This is how we parent.

So, the transition has gone okay… but there has definitely been some adjustment. Of course, just as Barney Stinson (aka NPH, the hottest man ever) says on How I Met Your Mother “New is always better.” Colby thought so, too, when he started in his new Kindergarten class. Everything was new and exciting to him and he behaved very well.


Tuesday, when I picked Colby up from daycare, he immediately said, “Mom, I got a red card today.”

Red is not good, as you can imagine. Green- Awesome, Yellow- Not so awesome, Red- Very not awesome, Black- Mommy gets super pissed.

He was sent to the daycare director’s office for a talking-to. He had been disruptive during quiet time and had not stopped making annoying noises with his mouth even after he was asked to stop. He was disrespectful.

This mama don’t raise no cheeky kids.

On the car ride home, he told me all of this without an inkling of remorse to his voice. That irked me, but I know too that was all a part of his act. I had to find the one thing that would help him to understand how unacceptable this behavior was.
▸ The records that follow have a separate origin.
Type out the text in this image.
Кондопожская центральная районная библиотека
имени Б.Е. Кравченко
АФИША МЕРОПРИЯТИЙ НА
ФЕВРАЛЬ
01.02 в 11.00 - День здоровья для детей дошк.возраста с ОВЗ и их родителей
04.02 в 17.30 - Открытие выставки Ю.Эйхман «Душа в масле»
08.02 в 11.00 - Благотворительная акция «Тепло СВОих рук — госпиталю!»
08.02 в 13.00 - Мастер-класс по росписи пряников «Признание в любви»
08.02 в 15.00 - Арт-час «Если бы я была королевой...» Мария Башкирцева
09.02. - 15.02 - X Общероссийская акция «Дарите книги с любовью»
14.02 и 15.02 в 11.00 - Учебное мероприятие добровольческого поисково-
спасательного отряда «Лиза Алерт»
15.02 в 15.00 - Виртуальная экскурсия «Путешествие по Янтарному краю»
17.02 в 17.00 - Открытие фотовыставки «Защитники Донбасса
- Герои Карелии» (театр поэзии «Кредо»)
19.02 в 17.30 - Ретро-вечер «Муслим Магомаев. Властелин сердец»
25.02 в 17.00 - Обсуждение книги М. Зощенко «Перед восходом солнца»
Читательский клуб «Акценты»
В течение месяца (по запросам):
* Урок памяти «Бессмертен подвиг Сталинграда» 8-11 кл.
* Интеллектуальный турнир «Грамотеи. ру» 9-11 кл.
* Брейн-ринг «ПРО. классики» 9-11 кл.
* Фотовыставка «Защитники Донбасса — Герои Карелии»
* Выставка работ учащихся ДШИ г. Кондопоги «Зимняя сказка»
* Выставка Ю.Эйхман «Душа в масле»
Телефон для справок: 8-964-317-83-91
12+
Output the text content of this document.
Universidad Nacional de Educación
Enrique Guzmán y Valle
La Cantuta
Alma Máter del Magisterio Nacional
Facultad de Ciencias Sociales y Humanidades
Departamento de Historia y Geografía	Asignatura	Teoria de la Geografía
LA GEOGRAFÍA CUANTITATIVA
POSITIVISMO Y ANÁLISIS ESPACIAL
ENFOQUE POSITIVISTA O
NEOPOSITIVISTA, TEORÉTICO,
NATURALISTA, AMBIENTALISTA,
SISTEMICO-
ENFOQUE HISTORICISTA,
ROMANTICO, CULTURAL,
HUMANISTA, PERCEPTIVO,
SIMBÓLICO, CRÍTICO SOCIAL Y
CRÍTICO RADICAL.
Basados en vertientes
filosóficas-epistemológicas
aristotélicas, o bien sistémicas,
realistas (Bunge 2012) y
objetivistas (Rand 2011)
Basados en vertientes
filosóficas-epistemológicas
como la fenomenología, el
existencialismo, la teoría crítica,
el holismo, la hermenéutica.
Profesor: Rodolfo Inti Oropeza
“Colby, you have a field trip to go on tomorrow, don’t you?”

“Yeah…” he responded hesitantly.

“Well, see, this is my dilemma. Field trips are a privilege. They are meant for big kids who make choices to listen to their teachers and show them respect. After what I’ve heard from your behavior today, I’m not really sure that I’m comfortable sending you on a field trip when you showed today that you couldn’t listen to your teacher’s instructions.”

He started whimpering.

“But, I want to go on the field trip, Mommy!”

I let him sit with that for a minute. Cruel? Maybe. But it felt like the right thing to do.

“Here’s the deal, dude,” I said after what probably felt like an eternity to him, but was really 30 seconds. “I will let you go on the field trip tomorrow. But understand this: If I hear that you are disrespectful, if I hear that you don’t listen or that you whine at all, I will absolutely NOT allow you to go on the field trip next week. Do you understand me?”

“Yes, Mommy!” Colby said.

Then I repeated that whole “field trips are a privilege thing” because I liked how it sounded and also, because I was remembering an adorable story from my friend:

Will, then three years old, was in his preschool class. Another child had just been taken to the hallway for being exceptionally naughty. Will stood up and sternly informed the class, “Guys! Preschool is a privilege!” in hopes that they would all understand how not-okay it was to get in trouble while in class.

Adorable, right?

After dinner, Colby wrote a note to his teacher to apologize. It was the first real note that he’s written. Love those teaching moments that turn into even teach-ier moments.

The story continues, though. Tuesday was also a less-than-great day for Lily and we got a note home that said she was very whiny and threw a tantrum at lunch time. At dinner, we gave her a bit of a talking-to and mentioned more of the, “You need to respect your teachers” stuff. We also took away watching a Christmas movie Tuesday night for the kids, because of the bummer notes home.

Yesterday, both kids did great and Lily’s teacher wrote an extra note to let us know that Lily was “very conscious of her behavior and did an excellent job today.”

Clint and I were ecstatic. Let’s just hope it wasn’t a one day thing, huh?